Chronique

Olivier Calmel Double Celli

Immatériel

Olivier Calmel (p, comp), Johan Renard (vln), Frédéric Eymard (alto), Xavier Phillips (cello), Clément Petit (cello), Antoine Banville (dms, perc).

Label / Distribution : Klarthe Records

Les retrouvailles avec Olivier Calmel sont toujours l’occasion de moments de musique privilégiés. Du côté de chez Citizen Jazz, on le sait si bien que ses disques ont régulièrement été salués au fil des années. En 2005 par exemple avec la sortie de Mafate, puis deux ans plus tard à l’occasion de la publication d’Empreintes. Et même si le temps passe vite, il n’est jamais trop tard pour se reporter à l’entretien que le pianiste avait accordé à notre magazine en 2009, en accompagnement d’un album au titre malicieux, Electro Couac Sha-Docks. De quoi faire plus ample connaissance avec celui dont l’amour du septième art avait abouti à un disque cinématographique intitulé Les notes bleues en 2012. Cette cinéphilie avait d’ailleurs fait l’objet, l’année précédente, d’une compilation nommée Perspectives. Toutes ces références ne constituent que quelques jalons dans la carrière d’un musicien pour qui le grand-écart stylistique n’a jamais été un problème, bien au contraire, lui le fils de musicien [1] amoureux de musique classique comme du jazz et de toutes formes d’expressions – dont Caravane Gazelle, un conte musical pour enfants – lui permettant d’assouvir son appétit de compositeur. Et sa passion pour les brassages en général.

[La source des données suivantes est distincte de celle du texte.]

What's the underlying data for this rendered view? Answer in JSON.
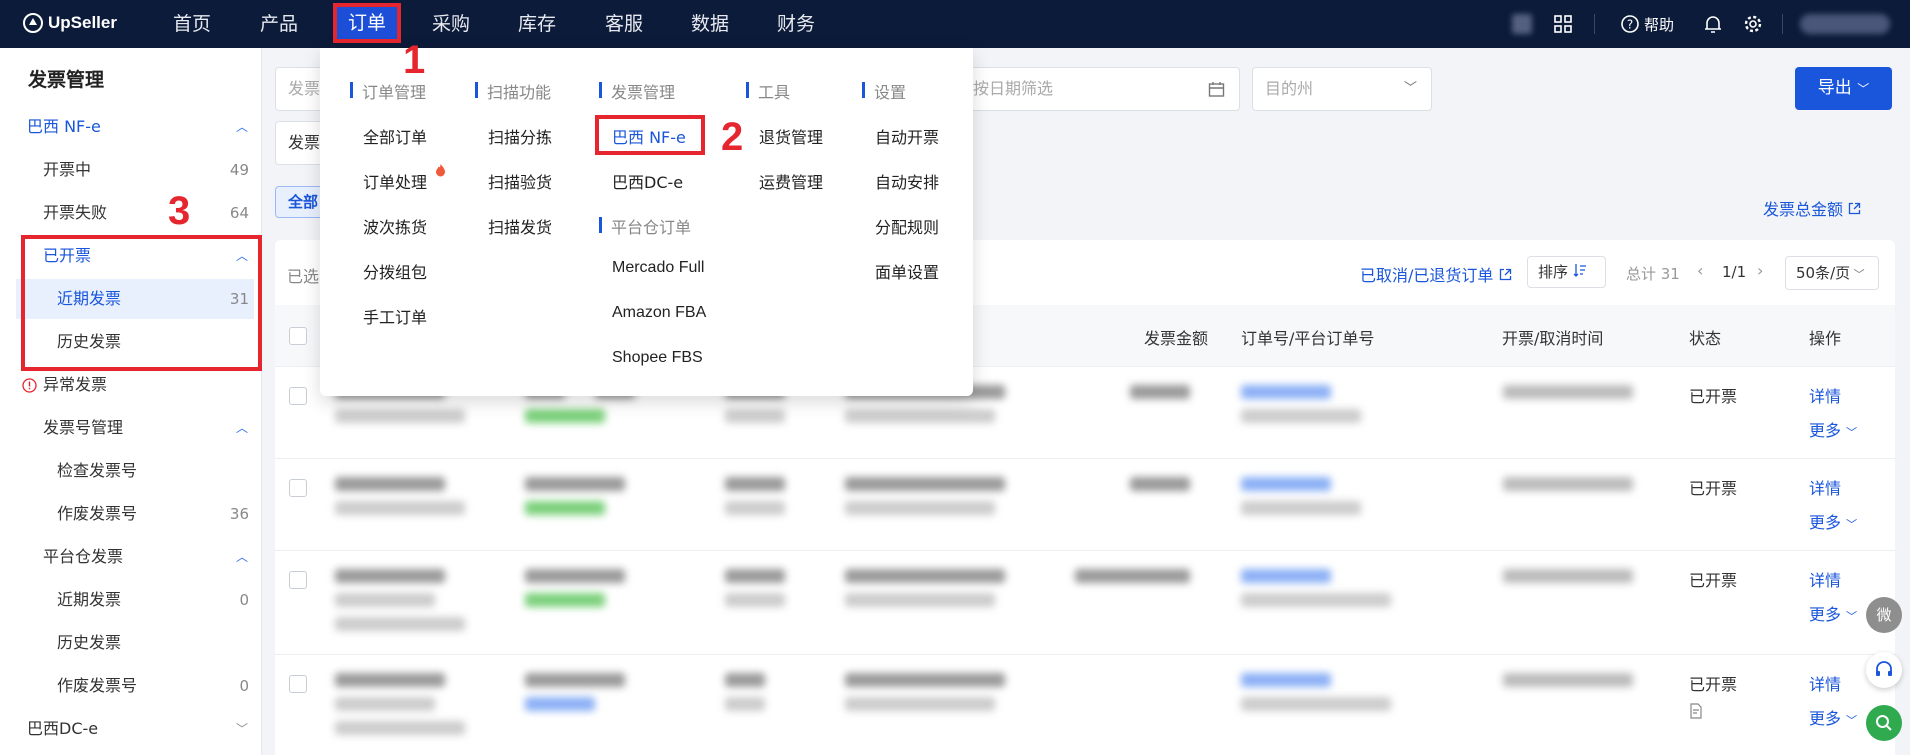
{
  "topbar": {
    "logo": "UpSeller",
    "nav": [
      "首页",
      "产品",
      "订单",
      "采购",
      "库存",
      "客服",
      "数据",
      "财务"
    ],
    "help": "帮助"
  },
  "sidebar": {
    "title": "发票管理",
    "items": [
      {
        "label": "巴西 NF-e",
        "count": "",
        "chev": "^"
      },
      {
        "label": "开票中",
        "count": "49",
        "chev": ""
      },
      {
        "label": "开票失败",
        "count": "64",
        "chev": ""
      },
      {
        "label": "已开票",
        "count": "",
        "chev": "^"
      },
      {
        "label": "近期发票",
        "count": "31",
        "chev": ""
      },
      {
        "label": "历史发票",
        "count": "",
        "chev": ""
      },
      {
        "label": "异常发票",
        "count": "",
        "chev": ""
      },
      {
        "label": "发票号管理",
        "count": "",
        "chev": "^"
      },
      {
        "label": "检查发票号",
        "count": "",
        "chev": ""
      },
      {
        "label": "作废发票号",
        "count": "36",
        "chev": ""
      },
      {
        "label": "平台仓发票",
        "count": "",
        "chev": "^"
      },
      {
        "label": "近期发票",
        "count": "0",
        "chev": ""
      },
      {
        "label": "历史发票",
        "count": "",
        "chev": ""
      },
      {
        "label": "作废发票号",
        "count": "0",
        "chev": ""
      },
      {
        "label": "巴西DC-e",
        "count": "",
        "chev": "v"
      }
    ]
  },
  "filters": {
    "search_placeholder": "发票",
    "date_placeholder": "按日期筛选",
    "state_placeholder": "目的州",
    "type_label": "发票",
    "tab_all": "全部"
  },
  "actions": {
    "export": "导出",
    "total_amount_link": "发票总金额",
    "selected_label": "已选",
    "cancelled_link": "已取消/已退货订单",
    "sort": "排序",
    "total": "总计 31",
    "page": "1/1",
    "page_size": "50条/页"
  },
  "table": {
    "headers": [
      "发票金额",
      "订单号/平台订单号",
      "开票/取消时间",
      "状态",
      "操作"
    ],
    "rows": [
      {
        "status": "已开票",
        "detail": "详情",
        "more": "更多"
      },
      {
        "status": "已开票",
        "detail": "详情",
        "more": "更多"
      },
      {
        "status": "已开票",
        "detail": "详情",
        "more": "更多"
      },
      {
        "status": "已开票",
        "detail": "详情",
        "more": "更多"
      }
    ]
  },
  "dropdown": {
    "columns": [
      {
        "header": "订单管理",
        "items": [
          "全部订单",
          "订单处理",
          "波次拣货",
          "分拨组包",
          "手工订单"
        ]
      },
      {
        "header": "扫描功能",
        "items": [
          "扫描分拣",
          "扫描验货",
          "扫描发货"
        ]
      },
      {
        "header": "发票管理",
        "items": [
          "巴西 NF-e",
          "巴西DC-e"
        ],
        "header2": "平台仓订单",
        "items2": [
          "Mercado Full",
          "Amazon FBA",
          "Shopee FBS"
        ]
      },
      {
        "header": "工具",
        "items": [
          "退货管理",
          "运费管理"
        ]
      },
      {
        "header": "设置",
        "items": [
          "自动开票",
          "自动安排",
          "分配规则",
          "面单设置"
        ]
      }
    ]
  },
  "annotations": [
    "1",
    "2",
    "3"
  ],
  "floating": {
    "wechat": "微"
  },
  "colors": {
    "topbar": "#0d1b3a",
    "accent": "#1a56db",
    "highlight": "#e5262e"
  }
}
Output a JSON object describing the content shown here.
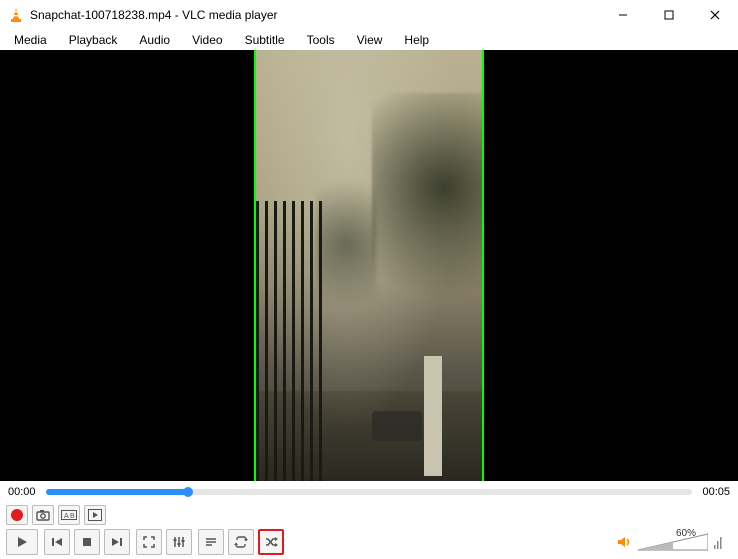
{
  "window": {
    "title": "Snapchat-100718238.mp4 - VLC media player"
  },
  "menu": {
    "items": [
      "Media",
      "Playback",
      "Audio",
      "Video",
      "Subtitle",
      "Tools",
      "View",
      "Help"
    ]
  },
  "playback": {
    "current_time": "00:00",
    "duration": "00:05"
  },
  "volume": {
    "percent_label": "60%"
  }
}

Avec Immatériel qui paraît sur le label Klarthe Records, Olivier Calmel élabore une formule sonore témoignant une fois de plus de son désir d’effacer les frontières au profit d’une musique transverse. Nommée Double Celli, la formation réunie autour du pianiste se compose d’un quatuor à cordes un peu particulier puisqu’on y trouve deux violoncelles aux côtés d’un violon et d’un alto (celui du fidèle Frédéric Eymard) [2], auxquels vient s’ajouter la batterie d’Antoine Banville, dont les qualités de coloriste sont connues de longue date. Soit six instruments dont l’association n’est pas si courante après tout. C’est une sorte de pas de côté malicieux effectué par Calmel qui trouve ici matière à élaborer ce qu’on qualifiera volontiers de jazz de chambre. Et pour tout dire, on oublie vite la question des apparentements à tel ou tel style pour se laisser griser par le plaisir manifeste pris par les protagonistes à l’interprétation des compositions subtiles signées pour la plupart par le pianiste. Tous ensemble, à deux, à quatre… les possibilités de variations de teintes et de combinaisons sont ici exploitées par des interprètes en pleine possession de leurs moyens et surtout en état de jubilation. Outre ceux déjà mentionnés, on n’oubliera pas de citer Johan Renard (violon), Xavier Phillips et Clément Petit (violoncelle).

On aurait envie de parler de légèreté, mais au sens le plus aérien du mot. Parce que cette musique, élaborée avec soin et gourmandise par celui chez qui les expériences passées sont le gage d’une réelle créativité, sait ne pas se prendre au sérieux. Elle est plaisir avant tout. Elle se présente en outre comme une porte ouverte aux inspirations des uns et des autres, dont la liberté de parole n’est jamais entravée.

Olivier Calmel, bien installé dans un double rôle de rythmicien et de mélodiste, est un passeur qui a décidé une fois pour toutes de ne pas choisir entre ses différentes amours musicales. Il les assume toutes, les fusionne et les compose à la façon d’un bouquet. Et vous pouvez nous croire, son parfum est des plus agréables !

par Denis Desassis // Publié le 4 février 2018
P.-S. :

[1Son père était le compositeur Roger Calmel.

[2Rappelons que la formule la plus couramment répandue du quatuor à cordes se compose de deux violons, d’un alto et d’un violoncelle.